Değeri bilinmeyenler geri gelsin. Kendisini... Coşkusunu... Sevdasını... Atınç...Muhammed.. Necip.. Veli.. Burak... İsmail... Ersan... Tanju... gibi gençlerine daha da gençler ekleyecek... Birkaç asıl ve onurlu ağabeyin önderliğinde.. Egemen... Toraman... Holosko gibi... Evet Holosko ağabey oldu artık... Koray Avcı gibi bir değeri bonus olarak... Üstüne 30 gollerde dolaşan Burak Yılmaz’ı ve bir ton da para vererek aldığımız genç yıldız adayı Filip bile ağabey oldu.. 30’una geldi.. Pek bi numarasını göremesek de... Orhan Gülle, Erkan Zengin gibi değeri bilinmeyen gençler geri getirilecek... Az para çok aşkla oynayan yurtiçi yabancılar eklenecek belki... Eskişehir’den Diyego... Belediye’den Holmen... Sivas’tan Grosiçki... Fena olmadı bu seçki... Öyle olacak mecbur... Bu formanın içi ‘adamsız olanı’ zaten üçüncü olur... Zaman geçer yaralar sarılır.. Ben diyeyim üç, sen de dört sezon böyle gidecek.. Zaman geçecek... Beşiktaş kalacak...
“Umutsuz Beşiktaş kadınları”
YENİ federasyonun hem de pozitif cinsel ayrımcılık yapan bu ‘kahır’ uygulamasını gelecek sezonda geri almasını umuyorum; hiçbir suçun cezası ‘böyle ağır’ olamaz. Şu üç günlük dünyada ve bu genç irisi yaşımda neden kendime yalnızlığı reva gördüğümü bu ‘ceza’ maçlarından sonra daha iyi anlıyorum; sessizliğe tapıyorum, yalnızlığımla dır dır ediyorum. Kadınlar... Aşık olmak, özlemek, şımartmak ve uzaktan sevmekse eğer... Başıma taçtır; ben kadınları çok severim... Amma velakin... Toplu halde statta ve topuklu halde trafikte iken direkt ofsaytteler.

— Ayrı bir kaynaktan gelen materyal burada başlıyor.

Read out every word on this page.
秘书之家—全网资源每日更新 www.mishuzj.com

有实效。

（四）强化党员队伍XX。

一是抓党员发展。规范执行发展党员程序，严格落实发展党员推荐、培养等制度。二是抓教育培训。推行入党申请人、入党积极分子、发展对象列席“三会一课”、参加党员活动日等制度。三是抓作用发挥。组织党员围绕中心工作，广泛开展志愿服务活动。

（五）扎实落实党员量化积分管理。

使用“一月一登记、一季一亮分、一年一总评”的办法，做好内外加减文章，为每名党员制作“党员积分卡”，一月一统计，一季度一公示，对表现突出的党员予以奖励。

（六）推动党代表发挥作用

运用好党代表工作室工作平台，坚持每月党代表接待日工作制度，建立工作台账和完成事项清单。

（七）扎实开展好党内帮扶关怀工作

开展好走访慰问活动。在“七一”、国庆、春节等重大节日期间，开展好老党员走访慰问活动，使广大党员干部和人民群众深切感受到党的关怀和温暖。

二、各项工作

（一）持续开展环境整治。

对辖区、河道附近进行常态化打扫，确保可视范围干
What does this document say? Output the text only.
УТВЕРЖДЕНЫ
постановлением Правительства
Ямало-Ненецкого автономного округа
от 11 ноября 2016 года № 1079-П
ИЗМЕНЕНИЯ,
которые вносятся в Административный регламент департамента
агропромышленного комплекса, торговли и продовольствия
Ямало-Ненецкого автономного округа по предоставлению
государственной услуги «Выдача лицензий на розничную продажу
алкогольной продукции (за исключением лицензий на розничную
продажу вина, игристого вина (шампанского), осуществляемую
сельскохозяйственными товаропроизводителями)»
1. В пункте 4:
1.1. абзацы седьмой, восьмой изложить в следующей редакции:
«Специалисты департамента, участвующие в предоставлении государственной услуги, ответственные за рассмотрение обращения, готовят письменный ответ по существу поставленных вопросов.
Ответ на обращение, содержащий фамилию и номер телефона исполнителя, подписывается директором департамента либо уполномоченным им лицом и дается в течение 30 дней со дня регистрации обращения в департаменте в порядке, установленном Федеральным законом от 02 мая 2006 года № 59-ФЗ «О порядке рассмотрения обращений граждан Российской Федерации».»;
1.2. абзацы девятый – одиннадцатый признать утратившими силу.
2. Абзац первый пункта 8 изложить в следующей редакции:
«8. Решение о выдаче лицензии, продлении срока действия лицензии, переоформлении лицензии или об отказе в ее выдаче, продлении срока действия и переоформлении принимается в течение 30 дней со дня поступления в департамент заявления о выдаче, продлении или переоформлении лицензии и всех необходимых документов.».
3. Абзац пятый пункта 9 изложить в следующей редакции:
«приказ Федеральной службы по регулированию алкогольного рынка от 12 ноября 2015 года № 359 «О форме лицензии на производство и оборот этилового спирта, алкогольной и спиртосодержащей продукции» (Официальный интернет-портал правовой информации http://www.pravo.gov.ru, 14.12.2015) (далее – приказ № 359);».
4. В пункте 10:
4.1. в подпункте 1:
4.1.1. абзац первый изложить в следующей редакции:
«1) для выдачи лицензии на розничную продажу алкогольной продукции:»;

Volkan Şen’den Riberi yarattılar
Sesi kısıp izledim mecbur... Bir adam koskoca Beşiktaş’ı bir başkalaştırdı ki sormayın. Sonra da kaçtı gitti. Olan o gencecik taraftara oluyor: Öfkeden ya içiyor ya küfrediyor. O küfrediyor... Stat kapanıyor... Olan hepimize oluyor.. 11 tane vitrin mankenine ‘beyaz forma siyah şort’tan.. o kutsal formayı giydirsen bu kadar çaresiz bu kadar ruhsuz o-la-maz; Volkan Şen’den küçük çaplı bir Riberi’yi ancak bu Beşiktaş’ın defansı yaratabilirdi.
Beşiktaşımın bugünü kalbimde yaradır
Kimse kimseye kızmasın; bana da kızmayınız.Yaşınız yetseydi de benim şahit olduğum o efsane kadrolara o beyefendi taraftar profiline gönül gözüyle bir dikiz atabilseydiniz keşke.. Hiç unutmam; Gökçeada’da yedek subayım, iyi ki 11 değilim zaten.. Nöbetçiyim ama firardayım; maç var, ‘Karadeniz’ bilardo salonunda Beşiktaş-Trabzon maçını izliyorum... 7-1; keyiften dört köşeyim, kahvenin sahibi Maçkalı Murat geliyor ve kulağıma fısıldıyor: “Komutan ayıp oluyor daa!”... Tanık olduğum heybetli mazisi yüzünden Beşiktaşımın bugünü kalbimde yaradır.
Düz ağaçlar kolay yetişmiyor
Ortak sevenlerimizden duyuyor, tivitırdan okuyorum; ‘Çarşı’ sevmiyormuş artık pek.. İnceden karşılarmış Fe abilerine.. Canları sağolsun... Bana karşı olacaklarına Dolmabahçe’deki asırlık çınarları ‘doku zehirlenmesi’ bahanesiyle kesecek o gözü dönmüşlere karşı olsunlar; düz ağaçlar kolay yetişmiyor zira...’ Asırlık çınar’ın dokusunu zehirleyen’den hesap sorsunlar... Dedim de aklıma geldi... Futbolcudan hakem komitesi başkanı olur mu hiç... Ayıp oluyor daa ilk günden!